Blick auf das OPZ 2 von der Notfall-Einfahrt aus.
Hubschrauberlandeplatz rechts oben im Bild.

 

Mikroskopieren im Saal der Pathologie

 

Besonders beliebt: das Lehr- und Lernzentrum

Am oberen Ende des Klinikums (Hufelandstr., Nähe Haupteingang) befindet sich die ehemalige Mund-, Kiefer- und Gesichtschirurgie, die nun das Lehr- und Lernzentrum (LLZ) beherbergt. Dort werden zum Beispiel OSCE-Prüfungen durchgeführt. Besonderer Beliebtheit erfreuen sich jedoch die Medical Skills-Kurse des noch relativ jungen "Skillslab". An modernsten Modellen können Reanimation, Blutabnahmen und vieles weiteres geübt werden. Zudem unterrichten Tutoren beispielsweise in gynäkologischer Untersuchung oder machen die leute "Fit for Famulatur". Desweiteren locken nach Kursteilnahme freie Übungszeiten, eine kleine Präsenzbibliothek oder ein CIP-Pool (siehe oben). Für die Kurse kann man sich online anmelden unter:

Website des Skillslab

 

Reanimationsübung am Modell
im Skillslab des LLZ

 

Ein Eindruck bedarf der Ergänzung

Diese kleine Führung durch die Fakultät für Medizin und das Gelände des Uniklinikums ist natürlich nur ein erster Eindruck.
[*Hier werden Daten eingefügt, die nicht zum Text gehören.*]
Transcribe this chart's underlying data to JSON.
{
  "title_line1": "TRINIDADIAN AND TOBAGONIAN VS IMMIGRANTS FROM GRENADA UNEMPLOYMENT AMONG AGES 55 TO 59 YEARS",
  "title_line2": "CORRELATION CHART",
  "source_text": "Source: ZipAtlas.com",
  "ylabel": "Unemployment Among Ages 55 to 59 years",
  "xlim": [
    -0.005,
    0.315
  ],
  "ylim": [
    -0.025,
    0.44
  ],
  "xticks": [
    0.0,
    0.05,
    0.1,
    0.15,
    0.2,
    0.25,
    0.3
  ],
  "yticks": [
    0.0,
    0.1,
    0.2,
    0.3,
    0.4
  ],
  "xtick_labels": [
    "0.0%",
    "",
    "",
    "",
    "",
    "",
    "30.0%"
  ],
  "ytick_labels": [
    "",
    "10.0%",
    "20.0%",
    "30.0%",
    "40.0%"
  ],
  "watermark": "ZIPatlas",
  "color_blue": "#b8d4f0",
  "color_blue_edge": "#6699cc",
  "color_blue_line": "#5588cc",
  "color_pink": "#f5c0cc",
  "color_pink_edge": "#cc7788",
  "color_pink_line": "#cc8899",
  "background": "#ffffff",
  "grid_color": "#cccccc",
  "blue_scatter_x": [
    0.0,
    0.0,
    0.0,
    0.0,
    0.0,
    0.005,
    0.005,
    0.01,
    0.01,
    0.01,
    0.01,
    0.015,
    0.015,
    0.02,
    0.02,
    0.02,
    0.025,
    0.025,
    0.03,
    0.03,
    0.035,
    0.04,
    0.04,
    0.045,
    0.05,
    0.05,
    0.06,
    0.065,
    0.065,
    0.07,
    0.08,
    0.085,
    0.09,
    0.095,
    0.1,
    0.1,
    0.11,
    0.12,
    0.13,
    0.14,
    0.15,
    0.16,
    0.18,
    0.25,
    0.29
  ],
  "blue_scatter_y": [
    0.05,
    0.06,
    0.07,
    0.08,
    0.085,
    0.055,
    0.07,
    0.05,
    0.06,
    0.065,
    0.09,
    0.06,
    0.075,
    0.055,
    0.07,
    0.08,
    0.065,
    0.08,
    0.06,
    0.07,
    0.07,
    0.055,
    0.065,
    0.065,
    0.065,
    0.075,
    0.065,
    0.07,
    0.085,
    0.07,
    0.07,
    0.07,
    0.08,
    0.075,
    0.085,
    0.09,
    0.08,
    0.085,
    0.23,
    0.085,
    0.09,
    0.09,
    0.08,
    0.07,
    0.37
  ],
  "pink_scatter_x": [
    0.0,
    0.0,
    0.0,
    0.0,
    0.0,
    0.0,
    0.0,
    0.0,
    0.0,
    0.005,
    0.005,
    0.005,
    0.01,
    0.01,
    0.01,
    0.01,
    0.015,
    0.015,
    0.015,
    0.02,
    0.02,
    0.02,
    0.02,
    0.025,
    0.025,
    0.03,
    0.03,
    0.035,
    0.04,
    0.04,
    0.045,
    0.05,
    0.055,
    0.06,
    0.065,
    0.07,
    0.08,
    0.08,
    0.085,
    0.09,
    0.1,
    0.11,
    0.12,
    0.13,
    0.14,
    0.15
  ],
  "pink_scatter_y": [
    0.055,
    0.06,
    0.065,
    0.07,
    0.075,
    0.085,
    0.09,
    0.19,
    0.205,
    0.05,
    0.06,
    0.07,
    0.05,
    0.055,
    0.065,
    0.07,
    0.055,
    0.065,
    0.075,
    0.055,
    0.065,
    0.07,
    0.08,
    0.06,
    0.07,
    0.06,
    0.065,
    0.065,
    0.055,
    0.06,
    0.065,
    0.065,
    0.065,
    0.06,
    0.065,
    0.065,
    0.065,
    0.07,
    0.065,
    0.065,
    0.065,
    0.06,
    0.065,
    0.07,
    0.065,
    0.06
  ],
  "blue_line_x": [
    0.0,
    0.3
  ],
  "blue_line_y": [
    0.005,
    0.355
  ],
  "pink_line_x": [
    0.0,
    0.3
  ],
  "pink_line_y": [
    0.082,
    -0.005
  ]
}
Viel spannender ist, selber einen Blick auf diesen Studienort zu werfen. Vielleicht bei einem Rundgang? Sicherlich findet sich bei Nachfrage jemand, der das Gelände ein wenig zeigen kann. Beispielsweise kann man in der Fachschaft jemanden ansprechen. Gerne erwünscht sind Verbesserungsvorschläge oder Geheimtipps für diese virtuelle Tour. Bis bald in Essen?!